La mer Noire dans les Grands Lacs est bien évidemment avant tout une histoire de multiculturalité et de retour aux origines, de quête d’identité et de liberté, « au-delà de la couleur qui n’a pas force de réalité car ce qui est réel c’est la façon dont on agit » comme l’explique l’auteure sur France-Culture à propos de son roman. Mais dans le récit de Nili c’est aussi l’Histoire – à travers la révolution roumaine à la fin de l’année 1989 puis des troubles politiques de la RDC émaillée de guerres civiles à répétition de son indépendance en 1960 avec Lumumba comme premier ministre au coup d’état militaire de Mobutu qui régnera en maître dans le Zaïre d’Exaucé Makasi Motembe – qui nous est racontée. On y trouvera aussi les milices sous la présidence de Kabila, les manifestations et leur violente répression, le mouvement non-violent de la jeunesse congolaise auquel appartient Kimia. Des luttes qui se transmettent de père en fils depuis plusieurs générations, présentes dans les lettres du père, les paroles de la grand-mère et de toute sa famille congolaise puis par Nili enceinte à son fils.  Ce sont aussi les problématiques de l’impérialisme, du colonialisme, des conditions de vie de la population et celle des femmes, qu’en arrière-plan à ce récit historique Annie Lulu, l’écrivaine et philosophe, aborde. 

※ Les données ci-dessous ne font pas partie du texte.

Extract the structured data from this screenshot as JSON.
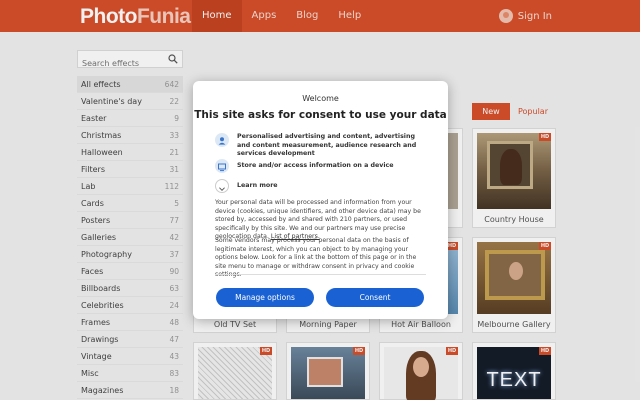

Ce roman qui navigue sur plusieurs continents fait la part belle aux langues dans leur diversité. Celle, contrainte dès l’enfance par sa mère à faire abstraction de son corps pour trouver sa place par les mots et les livres, celle qui ne connaît pas la langue de ce père dont le nom signifie « la force », jouant sur des sonorités différentes, utilise ici un français émaillé de mots ou d’expressions venus de Roumanie ou tirés du Lingala et du swahili congolais. Non circonscrit dans un univers géographiquement fermé, La mer noire dans les Grands Lacs tisse une histoire linguistiquement plurielle et en cela ouverte sur le monde.  Cela compose une partition en prose musicale, sensible, colorée et incroyablement poétique qui apporte une tonalité audacieuse et tout à fait singulière au roman. Une langue dense et sur mesure inventée pour traduire l’altérité et la violence de l’oppression qui s’exerce sur les êtres et les corps de Bucarest à Goma. Le rythme a ici aussi son importance. On peut ainsi remarquer le changement de souffle du récit de Nili au fur et à mesure que les contractions se rapprochent. 

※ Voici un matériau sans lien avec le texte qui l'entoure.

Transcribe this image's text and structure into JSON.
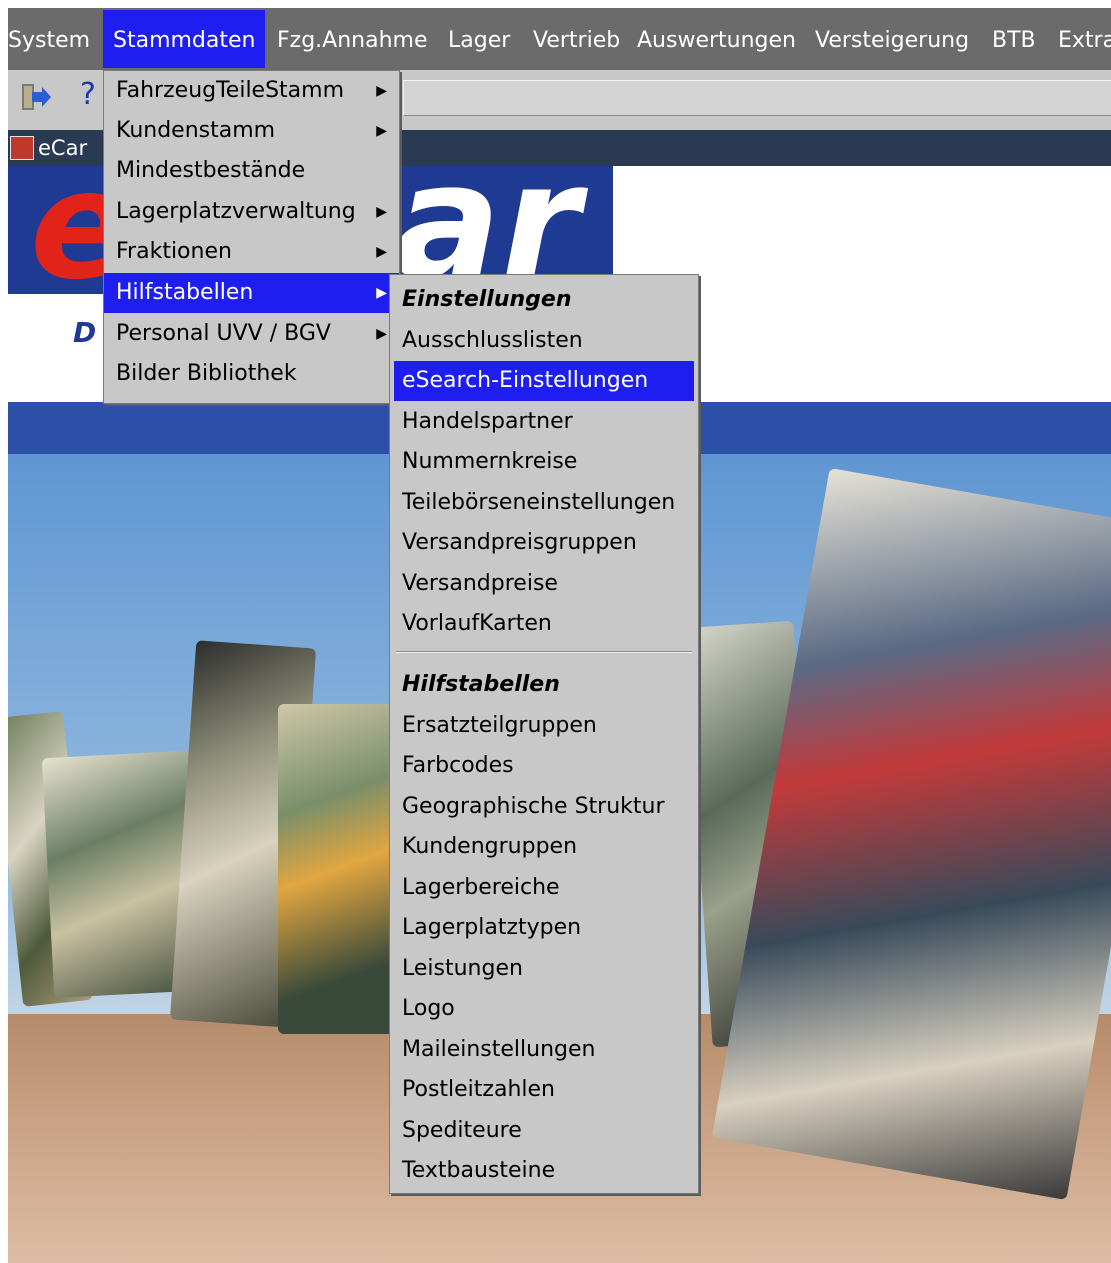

À travers la langue, c’est le personnage de Nili, à la fois malmenée et protégée, qui prend corps et trouve la part manquante de son histoire. Plus que d’un père, c’est de ses racines et d’une famille qu’elle ressent le besoin pour se réconcilier avec elle-même. En RDC, quand elle retrouvera par ses lettres l’homme que fut son père, la certitude de son amour, une lignée et une famille prête à l’accueillir comme sienne malgré son teint clair, un amoureux militant qui voit en elle l’esprit combattant de celui qui s’était engagé aux côtés de Lumumba, « cadavre merveilleux aux mille poussières d’outre-tombe », l’apaisement viendra. Et s’il est évident que la jeune femme idéalise une Afrique qu’elle n’envisage que par son opposition avec le « monde pourri » où elle s’est sentie stigmatisée durant l’enfance, cela ne l’empêche pas de restituer avec justesse les émotions et les apprentissages que ce pays qu’elle a fait sien sans le connaître vraiment lui a apportés, l’aidant à se reconstruire et à grandir. Libérée de ses questionnements et de sa colère, Nili, prête à se battre pour son bonheur, pourra alors s’ouvrir à l’amour et, dans un sursaut d’espoir, à la maternité.

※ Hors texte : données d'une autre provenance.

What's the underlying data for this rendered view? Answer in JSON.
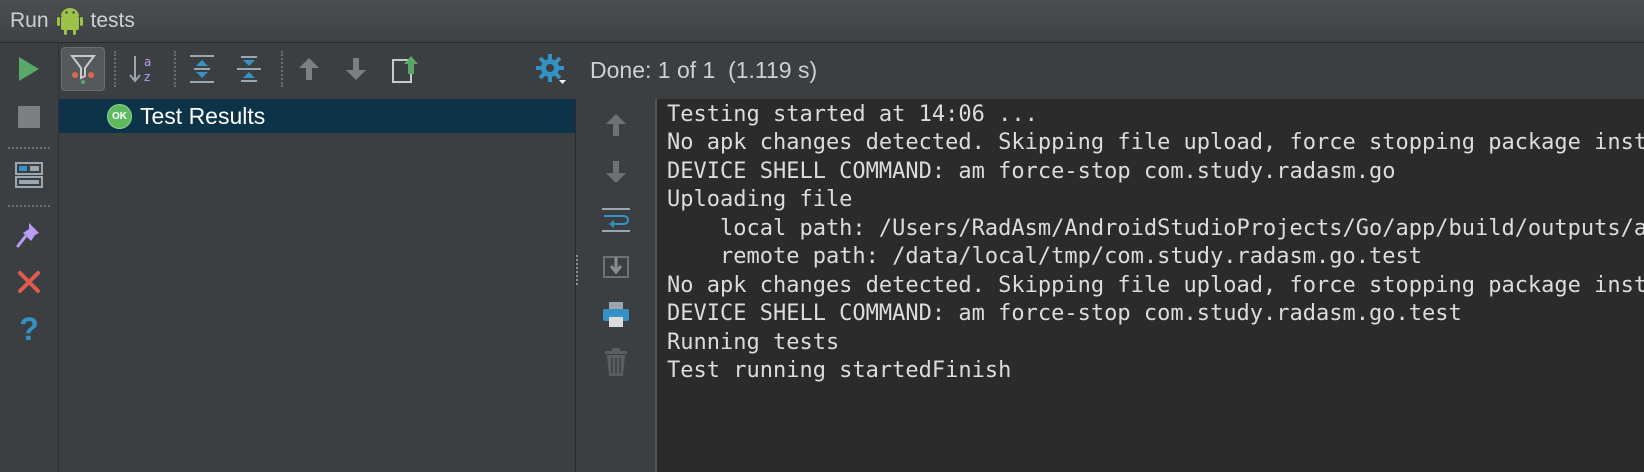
{
  "title_bar": {
    "run_label": "Run",
    "config_name": "tests",
    "config_icon": "android-icon"
  },
  "left_toolbar": {
    "buttons": [
      {
        "name": "rerun-button",
        "icon": "play-icon",
        "color": "#59a869"
      },
      {
        "name": "stop-button",
        "icon": "stop-icon",
        "color": "#8a8a8a"
      },
      {
        "name": "restore-layout-button",
        "icon": "layout-icon"
      },
      {
        "name": "pin-button",
        "icon": "pin-icon"
      },
      {
        "name": "close-button",
        "icon": "close-icon",
        "color": "#e05a4f"
      },
      {
        "name": "help-button",
        "icon": "help-icon",
        "color": "#3592c4"
      }
    ]
  },
  "toolbar": {
    "buttons": [
      {
        "name": "show-passed-toggle",
        "icon": "filter-icon",
        "active": true
      },
      {
        "name": "sort-alpha-button",
        "icon": "sort-az-icon"
      },
      {
        "name": "expand-all-button",
        "icon": "expand-all-icon"
      },
      {
        "name": "collapse-all-button",
        "icon": "collapse-all-icon"
      },
      {
        "name": "previous-failed-button",
        "icon": "arrow-up-icon"
      },
      {
        "name": "next-failed-button",
        "icon": "arrow-down-icon"
      },
      {
        "name": "export-results-button",
        "icon": "export-icon"
      },
      {
        "name": "settings-button",
        "icon": "gear-icon"
      }
    ],
    "status_text": "Done: 1 of 1  (1.119 s)"
  },
  "test_tree": {
    "root": {
      "status_badge": "OK",
      "label": "Test Results",
      "selected": true
    }
  },
  "console_actions": [
    {
      "name": "scroll-up-button",
      "icon": "arrow-up-icon"
    },
    {
      "name": "scroll-down-button",
      "icon": "arrow-down-icon"
    },
    {
      "name": "soft-wrap-button",
      "icon": "wrap-icon"
    },
    {
      "name": "scroll-to-end-button",
      "icon": "scroll-end-icon"
    },
    {
      "name": "print-button",
      "icon": "print-icon"
    },
    {
      "name": "clear-all-button",
      "icon": "trash-icon"
    }
  ],
  "console": {
    "lines": [
      "Testing started at 14:06 ...",
      "No apk changes detected. Skipping file upload, force stopping package instead.",
      "DEVICE SHELL COMMAND: am force-stop com.study.radasm.go",
      "Uploading file",
      "    local path: /Users/RadAsm/AndroidStudioProjects/Go/app/build/outputs/apk/app-debug-androidTest-unaligned.apk",
      "    remote path: /data/local/tmp/com.study.radasm.go.test",
      "No apk changes detected. Skipping file upload, force stopping package instead.",
      "DEVICE SHELL COMMAND: am force-stop com.study.radasm.go.test",
      "Running tests",
      "Test running startedFinish"
    ]
  },
  "colors": {
    "panel_bg": "#3c3f41",
    "console_bg": "#2b2b2b",
    "selection_bg": "#0d3349",
    "ok_green": "#5fb95f",
    "accent_blue": "#3592c4"
  }
}
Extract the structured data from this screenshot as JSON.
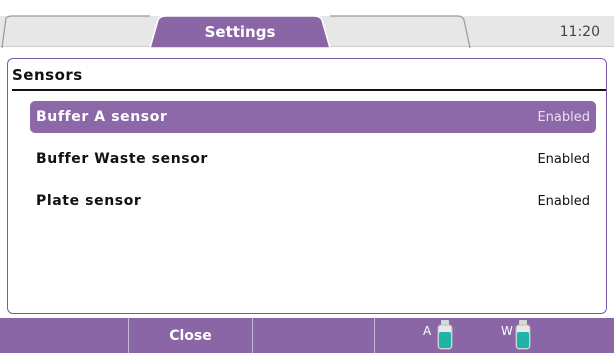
{
  "header": {
    "tab_title": "Settings",
    "clock": "11:20"
  },
  "panel": {
    "title": "Sensors",
    "rows": [
      {
        "name": "Buffer A sensor",
        "status": "Enabled",
        "selected": true
      },
      {
        "name": "Buffer Waste sensor",
        "status": "Enabled",
        "selected": false
      },
      {
        "name": "Plate sensor",
        "status": "Enabled",
        "selected": false
      }
    ]
  },
  "footer": {
    "close_label": "Close",
    "bottles": [
      {
        "label": "A",
        "icon": "bottle-icon",
        "color": "#20b3a7"
      },
      {
        "label": "W",
        "icon": "bottle-icon",
        "color": "#20b3a7"
      }
    ]
  },
  "colors": {
    "accent": "#8a66a6",
    "tab_background": "#e7e7e7",
    "bottle_fill": "#20b3a7"
  }
}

Ce premier roman d’une densité de sujets et d’une langue incroyablement inventive témoigne d’une grande maîtrise et de l’étonnante maturité de la jeune Annie Lulu. Si son scénario s’articule autour de la quête d’identité et la renaissance d’une héroïne africo-roumaine qui lui ressemble (sans que le roman soit cependant autobiographique), il consacre sa deuxième moitié à la République du Congo, dans la complexité de son histoire politique mais aussi sa beauté, le courage de sa population et l’énergie de sa jeunesse. Le livre est d’ailleurs dédicacé à sa fin à la mémoire de Luc Nkula, militant du mouvement citoyen « Lucha », assassiné en 2018.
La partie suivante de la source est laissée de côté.